Bill Brown, the 1951 founding, and the giant hat
Bill Brown opened the original Hat stand in 1951 in what was then a relatively rural stretch of Glendora — the city was substantially smaller in 1951 than it is today, with extensive citrus groves and ranch land surrounding a compact downtown core. The choice of a walk-up roadside stand model was practical and conventional for the era: postwar Southern California was building out its car-centric retail infrastructure rapidly, and small walk-up stands along major roads served the growing population of car-owning suburban families. Route 66 was a busy regional road and the Glendora stretch was an accessible site for a new food business.
The giant fiberglass hat above the building was inspired in part by the postwar Southern California tradition of programmatic architecture — buildings shaped like the products they sold or designed to be visually arresting from a passing car. Glendora and surrounding Los Angeles County in 1951 still had numerous examples of this style: the Brown Derby restaurants downtown shaped like a hat, the Tail O' the Pup hot dog stand, and the Donut Hole donut shop in La Puente shaped like a giant donut. Bill Brown's hat signpost fit this tradition and proved durable as a brand visual.

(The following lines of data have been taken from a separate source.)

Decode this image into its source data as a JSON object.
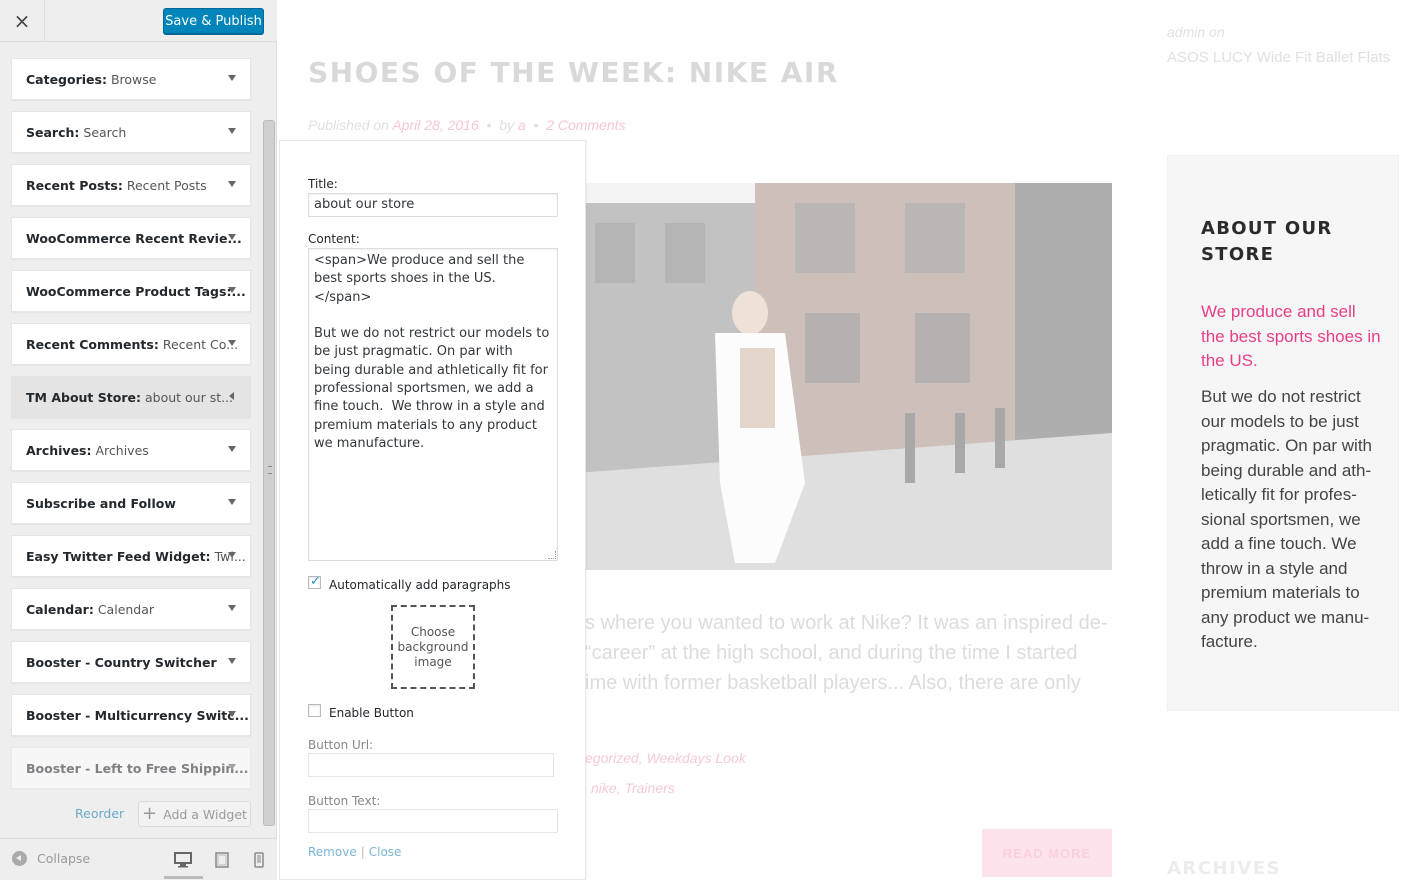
{
  "header": {
    "close_label": "×",
    "publish_label": "Save & Publish"
  },
  "widgets": [
    {
      "name": "Categories:",
      "sub": "Browse"
    },
    {
      "name": "Search:",
      "sub": "Search"
    },
    {
      "name": "Recent Posts:",
      "sub": "Recent Posts"
    },
    {
      "name": "WooCommerce Recent Revie...",
      "sub": ""
    },
    {
      "name": "WooCommerce Product Tags:...",
      "sub": ""
    },
    {
      "name": "Recent Comments:",
      "sub": "Recent Co..."
    },
    {
      "name": "TM About Store:",
      "sub": "about our st..."
    },
    {
      "name": "Archives:",
      "sub": "Archives"
    },
    {
      "name": "Subscribe and Follow",
      "sub": ""
    },
    {
      "name": "Easy Twitter Feed Widget:",
      "sub": "Twi..."
    },
    {
      "name": "Calendar:",
      "sub": "Calendar"
    },
    {
      "name": "Booster - Country Switcher",
      "sub": ""
    },
    {
      "name": "Booster - Multicurrency Switc...",
      "sub": ""
    },
    {
      "name": "Booster - Left to Free Shippin...",
      "sub": ""
    }
  ],
  "footer": {
    "reorder_label": "Reorder",
    "add_widget_label": "Add a Widget",
    "collapse_label": "Collapse"
  },
  "form": {
    "title_label": "Title:",
    "title_value": "about our store",
    "content_label": "Content:",
    "content_value": "<span>We produce and sell the best sports shoes in the US. </span>\n\nBut we do not restrict our models to be just pragmatic. On par with being durable and athletically fit for professional sportsmen, we add a fine touch.  We throw in a style and premium materials to any product we manufacture.",
    "autop_label": "Automatically add paragraphs",
    "autop_checked": true,
    "bg_image_label": "Choose background image",
    "enable_button_label": "Enable Button",
    "button_url_label": "Button Url:",
    "button_text_label": "Button Text:",
    "remove_label": "Remove",
    "sep": "|",
    "close_label": "Close"
  },
  "preview": {
    "post_title": "SHOES OF THE WEEK: NIKE AIR",
    "meta_published": "Published on",
    "meta_date": "April 28, 2016",
    "meta_by": "by",
    "meta_author": "a",
    "meta_comments": "2 Comments",
    "excerpt_lines": [
      "s where you wanted to work at Nike? It was an inspired de-",
      "“career” at the high school, and during the time I started",
      "ime with former basketball players... Also, there are only"
    ],
    "tags_line": "egorized, Weekdays Look",
    "trainers_line": "nike, Trainers",
    "read_more": "READ MORE",
    "top_meta_author": "admin",
    "top_meta_on": "on",
    "top_product": "ASOS LUCY Wide Fit Ballet Flats",
    "about_title": "ABOUT OUR STORE",
    "about_highlight": "We produce and sell the best sports shoes in the US.",
    "about_body": "But we do not restrict our models to be just pragmatic. On par with being durable and ath- letically fit for profes- sional sportsmen, we add a fine touch. We throw in a style and premium materials to any product we manu- facture.",
    "archives_title": "ARCHIVES"
  },
  "colors": {
    "accent": "#0085ba",
    "pink": "#e63e87"
  }
}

The original Glendora location grew steadily across the 1950s and 1960s as Glendora itself grew. The pastrami sandwich emerged in the early years as the signature item that distinguished The Hat from generic burger-and-hot-dog stands. By the late 1960s the original Glendora location had built a substantial loyal customer base and Bill Brown began considering additional locations. The first expansion locations opened in the early 1970s, eventually growing into the current chain of roughly a dozen Hat locations across the greater Los Angeles area.